Unfortunately, there's a limit to how much we can increase the density of our inner suburbs without compromising their historic character. Some of the objectors to infill may just be Nimby's worried about diluting their property values, but some of the developers' efforts make no pretense about being about anything other than quick, cheap profit. So if we're to fight urban sprawl, Wellington might need more high-rise apartments in the CBD and Te Aro. And in case you think that I'm a fan of skyscrapers, have a look at these guys!

2 Comments:

At 9:19 am, November 23, 2005, Anonymous Todd said...

Hi Tom,

I'm the skyscraper guy your talking about, lol. Well i'm not as big a skyscraper nut as some on that forum, I try and balance my environmental side with my love of the (tall)urban.
I love your blog by the way, great to read someone who has similar thoguhts to me! A rarity indeed. As a town planning student your comments are indeed refreshing.

Cheers.

 
At 7:18 pm, November 24, 2005, Blogger David said...
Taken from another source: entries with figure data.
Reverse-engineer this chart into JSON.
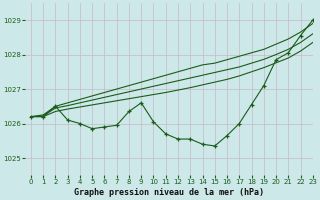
{
  "title": "Graphe pression niveau de la mer (hPa)",
  "bg_color": "#cce8e8",
  "grid_color": "#c8b8c8",
  "line_color": "#1a5c1a",
  "xlim": [
    -0.5,
    23
  ],
  "ylim": [
    1024.5,
    1029.5
  ],
  "yticks": [
    1025,
    1026,
    1027,
    1028,
    1029
  ],
  "xticks": [
    0,
    1,
    2,
    3,
    4,
    5,
    6,
    7,
    8,
    9,
    10,
    11,
    12,
    13,
    14,
    15,
    16,
    17,
    18,
    19,
    20,
    21,
    22,
    23
  ],
  "series_main": [
    1026.2,
    1026.2,
    1026.5,
    1026.1,
    1026.0,
    1025.85,
    1025.9,
    1025.95,
    1026.35,
    1026.6,
    1026.05,
    1025.7,
    1025.55,
    1025.55,
    1025.4,
    1025.35,
    1025.65,
    1026.0,
    1026.55,
    1027.1,
    1027.85,
    1028.05,
    1028.55,
    1029.0
  ],
  "series_line1": [
    1026.2,
    1026.25,
    1026.5,
    1026.6,
    1026.7,
    1026.8,
    1026.9,
    1027.0,
    1027.1,
    1027.2,
    1027.3,
    1027.4,
    1027.5,
    1027.6,
    1027.7,
    1027.75,
    1027.85,
    1027.95,
    1028.05,
    1028.15,
    1028.3,
    1028.45,
    1028.65,
    1028.9
  ],
  "series_line2": [
    1026.2,
    1026.22,
    1026.45,
    1026.52,
    1026.6,
    1026.68,
    1026.76,
    1026.84,
    1026.92,
    1027.0,
    1027.08,
    1027.16,
    1027.24,
    1027.32,
    1027.4,
    1027.48,
    1027.56,
    1027.64,
    1027.75,
    1027.86,
    1028.0,
    1028.15,
    1028.35,
    1028.6
  ],
  "series_line3": [
    1026.2,
    1026.2,
    1026.35,
    1026.42,
    1026.48,
    1026.54,
    1026.6,
    1026.66,
    1026.72,
    1026.78,
    1026.84,
    1026.9,
    1026.97,
    1027.04,
    1027.12,
    1027.2,
    1027.28,
    1027.38,
    1027.5,
    1027.62,
    1027.76,
    1027.9,
    1028.1,
    1028.35
  ],
  "title_fontsize": 6,
  "tick_fontsize": 5
}
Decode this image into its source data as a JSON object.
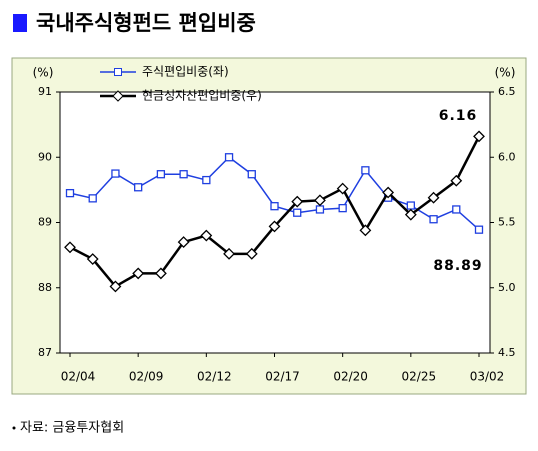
{
  "chart_data": {
    "type": "line",
    "title": "국내주식형펀드 편입비중",
    "source": "자료: 금융투자협회",
    "ylabel": "(%)",
    "y2label": "(%)",
    "categories": [
      "02/04",
      null,
      null,
      "02/09",
      null,
      null,
      "02/12",
      null,
      null,
      "02/17",
      null,
      null,
      "02/20",
      null,
      null,
      "02/25",
      null,
      null,
      "03/02"
    ],
    "series": [
      {
        "name": "주식편입비중(좌)",
        "color": "#1f3fe0",
        "marker": "square",
        "values": [
          89.45,
          89.37,
          89.75,
          89.54,
          89.74,
          89.74,
          89.65,
          90.0,
          89.74,
          89.25,
          89.15,
          89.2,
          89.22,
          89.8,
          89.38,
          89.26,
          89.05,
          89.2,
          88.89
        ]
      },
      {
        "name": "현금성자산편입비중(우)",
        "color": "#000000",
        "marker": "diamond",
        "axis": "y2",
        "values": [
          5.31,
          5.22,
          5.01,
          5.11,
          5.11,
          5.35,
          5.4,
          5.26,
          5.26,
          5.47,
          5.66,
          5.67,
          5.76,
          5.44,
          5.73,
          5.56,
          5.69,
          5.82,
          6.16
        ]
      }
    ],
    "ylim": [
      87,
      91
    ],
    "yticks": [
      87,
      88,
      89,
      90,
      91
    ],
    "y2lim": [
      4.5,
      6.5
    ],
    "y2ticks": [
      4.5,
      {
        "value": 5,
        "label": "5.0"
      },
      5.5,
      {
        "value": 6,
        "label": "6.0"
      },
      6.5
    ],
    "grid": false,
    "legend": "top-left"
  }
}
Thanks for the comprehensive reply, Tom. But my home town is Wellington, I just live in Australia.

There is a reasonable population living in the CBD here these days, and it is growing. Even the military help out, with a couple of 10-ish story blocks across the road from me. The question now with the 33 floor block is whether this is going to turn us in to the Gold Coast. I object to Surfers, but mainly because the high rises are strung out along the beach, cast shadow across the beach by mid afternoon, and because of the tacky tourist nature of the place. If we can have a high rise skyline concentrated on our CBD, which sits on a rocky bit of land jutting out in to the harbour but without beaches, then I'm in favour.

I'd be in favour in Wellington, as well, and can't for the life of me see why the rail yards take up a couple of sq km of land when you could cover it with apartment blocks with absolutely brilliant views. All without disturbing anything even remotely heritage related.